Nuclear energy generation technology is critically linked with the safe disposal of radioactive waste. In this context, iron phosphate glass (IPG) is gaining predominance as nuclear waste vitrification matrix that necessitates a thorough study on the effect of the loading of various nuclear fission waste materials in it. In this study, the effect of the loading of Nd3+ (which acts as a surrogate for radioactive curium (Cm)) and Ru4+ (which is a fission product of U-235) in IPG has been assessed. The optimum loading of Nd3+/Ru4+ leading to the formation of homogenous melt has been ascertained via powder X-ray diffraction and scanning electron microscopy techniques. The modification in the Fe3+/Fe2+ ratio in IPG and the consequent change in its average coordination number with Nd3+/Ru4+ loading has been deduced from the Mossbauer studies. Local structure analysis has been done using X-ray absorption spectroscopy at Nd/Ru/Fe K-edge (as applicable) for all the single and co-loaded IPG samples. All the co-loaded samples show enhanced glass stability and glass forming ability compared to unloaded IPG which has been ascertained via detailed thermal studies. The variation in IPG network structure on the addition of Nd2O3 and RuO2 has been ascertained through spectroscopic techniques like Fourier transform infrared (FTIR) and Raman.

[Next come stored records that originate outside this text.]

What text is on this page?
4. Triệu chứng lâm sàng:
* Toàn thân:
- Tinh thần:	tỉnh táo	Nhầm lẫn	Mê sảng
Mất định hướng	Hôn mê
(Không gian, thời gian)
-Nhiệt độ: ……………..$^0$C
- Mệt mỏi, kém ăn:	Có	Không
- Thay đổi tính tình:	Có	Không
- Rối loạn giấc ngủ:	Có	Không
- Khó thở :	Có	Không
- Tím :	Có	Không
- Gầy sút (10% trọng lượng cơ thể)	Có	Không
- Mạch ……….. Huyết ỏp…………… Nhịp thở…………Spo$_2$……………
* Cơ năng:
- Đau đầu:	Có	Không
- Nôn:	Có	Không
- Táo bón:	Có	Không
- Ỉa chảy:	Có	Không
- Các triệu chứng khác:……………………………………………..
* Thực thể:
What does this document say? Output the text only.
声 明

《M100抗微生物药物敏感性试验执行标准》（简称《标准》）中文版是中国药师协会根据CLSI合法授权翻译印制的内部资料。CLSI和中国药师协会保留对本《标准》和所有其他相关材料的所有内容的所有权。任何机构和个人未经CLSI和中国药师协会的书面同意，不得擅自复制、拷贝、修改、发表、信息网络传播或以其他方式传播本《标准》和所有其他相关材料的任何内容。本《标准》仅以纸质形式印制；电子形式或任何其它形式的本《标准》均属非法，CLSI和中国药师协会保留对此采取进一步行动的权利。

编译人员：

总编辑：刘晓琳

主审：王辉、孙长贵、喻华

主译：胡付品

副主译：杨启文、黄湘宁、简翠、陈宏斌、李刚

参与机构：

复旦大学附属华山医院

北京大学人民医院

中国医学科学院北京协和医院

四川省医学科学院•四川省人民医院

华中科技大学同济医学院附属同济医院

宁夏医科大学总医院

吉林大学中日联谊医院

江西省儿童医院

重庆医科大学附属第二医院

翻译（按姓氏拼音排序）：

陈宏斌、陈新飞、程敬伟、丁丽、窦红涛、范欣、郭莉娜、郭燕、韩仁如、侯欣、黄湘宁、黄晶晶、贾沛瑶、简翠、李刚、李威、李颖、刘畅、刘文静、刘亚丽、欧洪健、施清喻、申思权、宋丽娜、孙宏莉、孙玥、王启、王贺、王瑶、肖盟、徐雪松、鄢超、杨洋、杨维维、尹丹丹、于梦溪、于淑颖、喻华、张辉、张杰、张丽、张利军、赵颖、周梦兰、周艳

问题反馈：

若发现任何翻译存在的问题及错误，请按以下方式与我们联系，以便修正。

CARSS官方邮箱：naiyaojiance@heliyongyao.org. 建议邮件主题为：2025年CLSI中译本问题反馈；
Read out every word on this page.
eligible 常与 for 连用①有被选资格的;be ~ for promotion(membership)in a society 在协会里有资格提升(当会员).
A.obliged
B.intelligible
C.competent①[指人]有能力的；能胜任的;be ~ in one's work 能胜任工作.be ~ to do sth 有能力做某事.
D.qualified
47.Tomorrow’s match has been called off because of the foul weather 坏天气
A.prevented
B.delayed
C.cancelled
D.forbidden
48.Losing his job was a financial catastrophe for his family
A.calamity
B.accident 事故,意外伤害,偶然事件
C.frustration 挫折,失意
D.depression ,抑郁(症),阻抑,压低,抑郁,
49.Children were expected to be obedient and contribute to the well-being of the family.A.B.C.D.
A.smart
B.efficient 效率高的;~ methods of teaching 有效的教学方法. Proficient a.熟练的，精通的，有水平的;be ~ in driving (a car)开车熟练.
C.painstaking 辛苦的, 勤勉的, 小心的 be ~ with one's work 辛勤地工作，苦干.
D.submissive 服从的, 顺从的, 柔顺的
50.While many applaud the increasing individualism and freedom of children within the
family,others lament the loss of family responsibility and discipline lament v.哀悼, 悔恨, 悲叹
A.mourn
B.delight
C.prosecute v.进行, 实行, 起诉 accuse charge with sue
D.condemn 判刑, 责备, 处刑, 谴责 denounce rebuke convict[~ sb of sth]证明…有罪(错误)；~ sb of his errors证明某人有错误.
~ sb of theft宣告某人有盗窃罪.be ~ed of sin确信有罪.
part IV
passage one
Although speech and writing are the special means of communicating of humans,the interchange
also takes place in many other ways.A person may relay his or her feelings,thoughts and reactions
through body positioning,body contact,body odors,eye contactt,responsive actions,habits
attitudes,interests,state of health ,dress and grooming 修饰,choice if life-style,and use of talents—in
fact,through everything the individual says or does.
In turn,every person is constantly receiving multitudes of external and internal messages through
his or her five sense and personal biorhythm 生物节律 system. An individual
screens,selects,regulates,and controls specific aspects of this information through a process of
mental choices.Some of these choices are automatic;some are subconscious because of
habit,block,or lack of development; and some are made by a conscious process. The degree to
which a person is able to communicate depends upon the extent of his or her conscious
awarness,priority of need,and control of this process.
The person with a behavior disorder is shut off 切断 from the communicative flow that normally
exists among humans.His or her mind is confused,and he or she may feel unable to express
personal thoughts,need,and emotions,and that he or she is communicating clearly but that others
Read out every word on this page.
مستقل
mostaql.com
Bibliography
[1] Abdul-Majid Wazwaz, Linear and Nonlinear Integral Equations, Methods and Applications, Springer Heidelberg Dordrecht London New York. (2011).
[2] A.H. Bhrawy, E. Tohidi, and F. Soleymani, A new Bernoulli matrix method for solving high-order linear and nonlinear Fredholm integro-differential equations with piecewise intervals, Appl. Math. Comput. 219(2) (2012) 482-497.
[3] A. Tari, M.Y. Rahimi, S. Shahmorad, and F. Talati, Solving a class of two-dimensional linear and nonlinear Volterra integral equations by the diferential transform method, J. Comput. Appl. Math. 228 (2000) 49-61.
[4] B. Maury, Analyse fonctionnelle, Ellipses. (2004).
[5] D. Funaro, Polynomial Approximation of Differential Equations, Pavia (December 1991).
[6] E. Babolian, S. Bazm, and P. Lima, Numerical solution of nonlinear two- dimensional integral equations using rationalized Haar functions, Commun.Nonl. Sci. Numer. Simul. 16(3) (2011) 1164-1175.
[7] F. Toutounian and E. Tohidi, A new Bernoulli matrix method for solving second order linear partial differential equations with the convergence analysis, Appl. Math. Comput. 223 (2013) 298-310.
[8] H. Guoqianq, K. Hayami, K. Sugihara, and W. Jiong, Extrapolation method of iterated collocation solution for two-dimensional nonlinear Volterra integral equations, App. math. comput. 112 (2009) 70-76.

The base glass and a few representative homogenous single and co-loaded IPG samples have been irradiated with 4.5 MeV proton beam to simulate the hosting of radioactive elements and the radiation effect on glass structure has been ascertained using FTIR and Raman spectroscopies. The suitability of IPG as nuclear waste vitrification matrix for Nd3+ and Ru4+ is established through all the above analyses.